At the other end of the scale, there are many myths. For example, that the organisation has to focus on employing people from a vulnerable group to be one. This isn’t the case either, in fact that is a type of social enterprise known as WISE (work integrated social enterprise).
Here are the the three most commonly talked about social enterprise models in addition to examples.
Embedded social enterprise
Where the product or service directly provides the solution but also fully linked to the social or environmental goal(s).
For example, providing latrine solutions in a sustainable and entrepreneurial way. While the organisational goal is to improve health and wellbeing whilst reducing attacks.
Integrated social enterprise
Where the product or service provides some crossover with the social or environmental goal(s). In some countries some are therefore forced to use two legal entities — one for good and the other for money.
For example, running a coffee shop for profit for the non-profit whilst offering work to their users or clients.
Separated social enterprise
Where the product or service has very little to no connection with the social or environmental goal.

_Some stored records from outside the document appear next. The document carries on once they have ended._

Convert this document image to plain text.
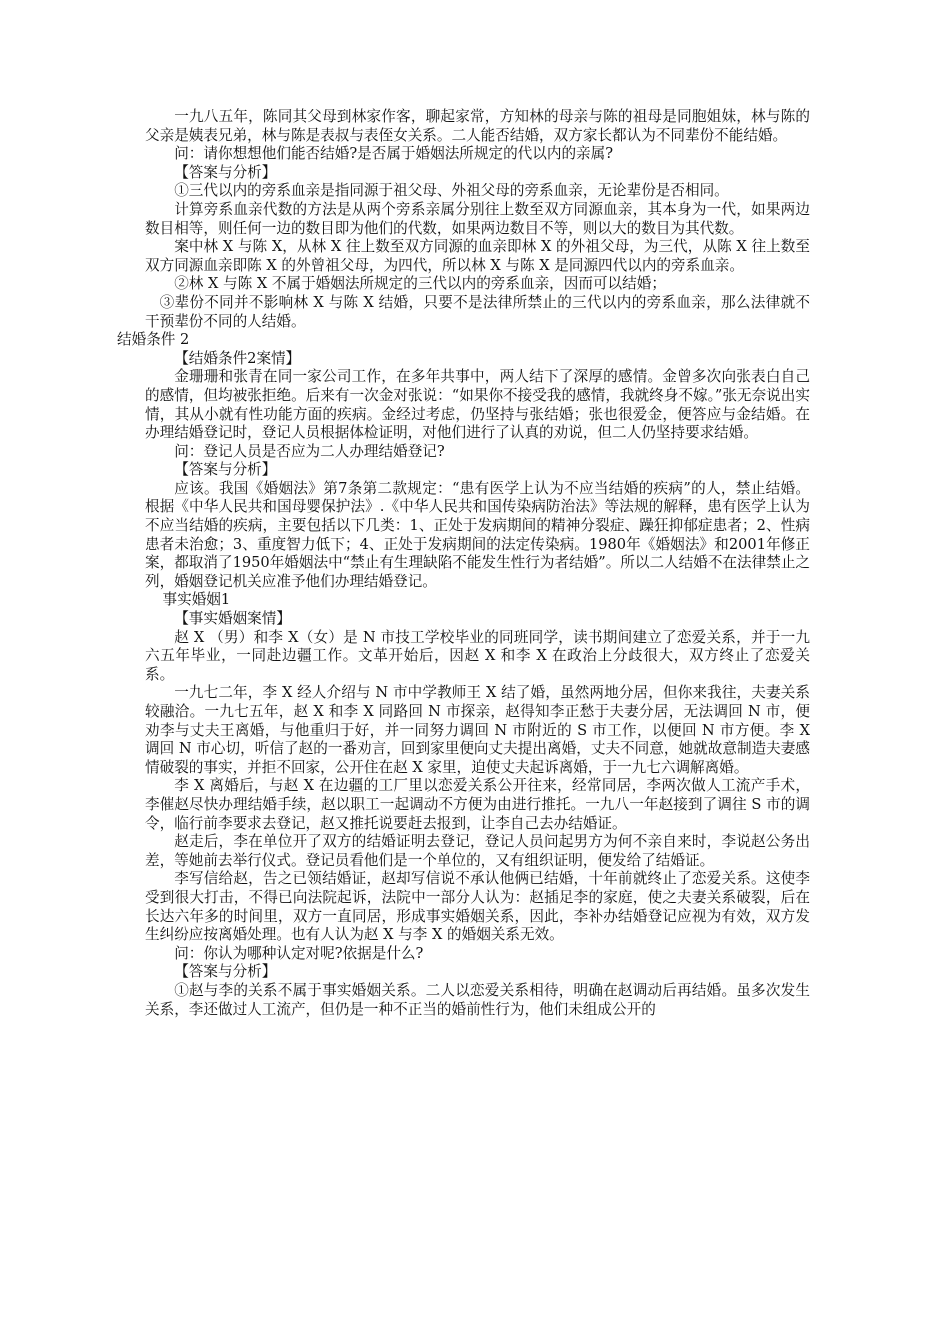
一九八五年，陈同其父母到林家作客，聊起家常，方知林的母亲与陈的祖母是同胞姐妹，林与陈的父亲是姨表兄弟，林与陈是表叔与表侄女关系。二人能否结婚，双方家长都认为不同辈份不能结婚。

问：请你想想他们能否结婚?是否属于婚姻法所规定的代以内的亲属?

【答案与分析】

①三代以内的旁系血亲是指同源于祖父母、外祖父母的旁系血亲，无论辈份是否相同。

计算旁系血亲代数的方法是从两个旁系亲属分别往上数至双方同源血亲，其本身为一代，如果两边数目相等，则任何一边的数目即为他们的代数，如果两边数目不等，则以大的数目为其代数。

案中林 X 与陈 X，从林 X 往上数至双方同源的血亲即林 X 的外祖父母，为三代，从陈 X 往上数至双方同源血亲即陈 X 的外曾祖父母，为四代，所以林 X 与陈 X 是同源四代以内的旁系血亲。

②林 X 与陈 X 不属于婚姻法所规定的三代以内的旁系血亲，因而可以结婚；

③辈份不同并不影响林 X 与陈 X 结婚，只要不是法律所禁止的三代以内的旁系血亲，那么法律就不干预辈份不同的人结婚。

结婚条件 2

【结婚条件2案情】

金珊珊和张青在同一家公司工作，在多年共事中，两人结下了深厚的感情。金曾多次向张表白自己的感情，但均被张拒绝。后来有一次金对张说：“如果你不接受我的感情，我就终身不嫁。”张无奈说出实情，其从小就有性功能方面的疾病。金经过考虑，仍坚持与张结婚；张也很爱金，便答应与金结婚。在办理结婚登记时，登记人员根据体检证明，对他们进行了认真的劝说，但二人仍坚持要求结婚。

问：登记人员是否应为二人办理结婚登记?

【答案与分析】

应该。我国《婚姻法》第7条第二款规定：“患有医学上认为不应当结婚的疾病”的人，禁止结婚。根据《中华人民共和国母婴保护法》.《中华人民共和国传染病防治法》等法规的解释，患有医学上认为不应当结婚的疾病，主要包括以下几类：1、正处于发病期间的精神分裂症、躁狂抑郁症患者；2、性病患者未治愈；3、重度智力低下；4、正处于发病期间的法定传染病。1980年《婚姻法》和2001年修正案，都取消了1950年婚姻法中“禁止有生理缺陷不能发生性行为者结婚”。所以二人结婚不在法律禁止之列，婚姻登记机关应准予他们办理结婚登记。

事实婚姻1

【事实婚姻案情】

赵 X （男）和李 X（女）是 N 市技工学校毕业的同班同学，读书期间建立了恋爱关系，并于一九六五年毕业，一同赴边疆工作。文革开始后，因赵 X 和李 X 在政治上分歧很大，双方终止了恋爱关系。

一九七二年，李 X 经人介绍与 N 市中学教师王 X 结了婚，虽然两地分居，但你来我往，夫妻关系较融洽。一九七五年，赵 X 和李 X 同路回 N 市探亲，赵得知李正愁于夫妻分居，无法调回 N 市，便劝李与丈夫王离婚，与他重归于好，并一同努力调回 N 市附近的 S 市工作，以便回 N 市方便。李 X 调回 N 市心切，听信了赵的一番劝言，回到家里便向丈夫提出离婚，丈夫不同意，她就故意制造夫妻感情破裂的事实，并拒不回家，公开住在赵 X 家里，迫使丈夫起诉离婚，于一九七六调解离婚。

李 X 离婚后，与赵 X 在边疆的工厂里以恋爱关系公开往来，经常同居，李两次做人工流产手术，李催赵尽快办理结婚手续，赵以职工一起调动不方便为由进行推托。一九八一年赵接到了调往 S 市的调令，临行前李要求去登记，赵又推托说要赶去报到，让李自己去办结婚证。

赵走后，李在单位开了双方的结婚证明去登记，登记人员问起男方为何不亲自来时，李说赵公务出差，等她前去举行仪式。登记员看他们是一个单位的，又有组织证明，便发给了结婚证。

李写信给赵，告之已领结婚证，赵却写信说不承认他俩已结婚，十年前就终止了恋爱关系。这使李受到很大打击，不得已向法院起诉，法院中一部分人认为：赵插足李的家庭，使之夫妻关系破裂，后在长达六年多的时间里，双方一直同居，形成事实婚姻关系，因此，李补办结婚登记应视为有效，双方发生纠纷应按离婚处理。也有人认为赵 X 与李 X 的婚姻关系无效。

问：你认为哪种认定对呢?依据是什么?

【答案与分析】

①赵与李的关系不属于事实婚姻关系。二人以恋爱关系相待，明确在赵调动后再结婚。虽多次发生关系，李还做过人工流产，但仍是一种不正当的婚前性行为，他们未组成公开的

For example, they may even donate outside of the organisation.
For example, producing and selling wooden boxes whilst funding computer lessons for primary school students.
Looking at the models, you could potentially see how people thought Apple could dare think about becoming a social enterprise. Moreover how private corporations are, more and more often, donating to certain causes or sponsoring specific events.
Taking a step back from that, and looking back at the integrated model. Firstly, this is sometimes where social enterprises have found themselves struggling to make ends meet. Perhaps their product or service didn’t have the demand they had hoped. In summary, what is a great cause just isn’t a sustainable business. These social enterprises pivot in three ways. Give up and collapse, innovate and move on, or find something that sells, but not always linked to the cause. It’s this last one that can commonly lead to an integrated model and dilutes the nature of the social enterprise.
Then we have the embedded model. The substance of everything you do is linked to your cause, and it’s sustainable and impact pours out of each department. Furthermore, your suppliers are all social enterprises. Not only this, your paper recycled in-house and you have a staff volunteering program with the local community. Social enterprise flows in the veins of everyone involved, directors, workers and buyers. Decisions are made with everyone’s best interest in mind.
It’s not hard to see why we should be striving for such a model. It’s not easy to get there, and definitely takes more effort and skill in navigating the business world we live in. Your original idea will have to be tweaked and improved, and if things aren’t going well then you will be faced with the three options mentioned earlier.
But just like any successful business, when you have that idea, and convince everyone it is the right product or service for them, this time with the added value of being an embedded social enterprise, you are sure to dominate the market for years to come.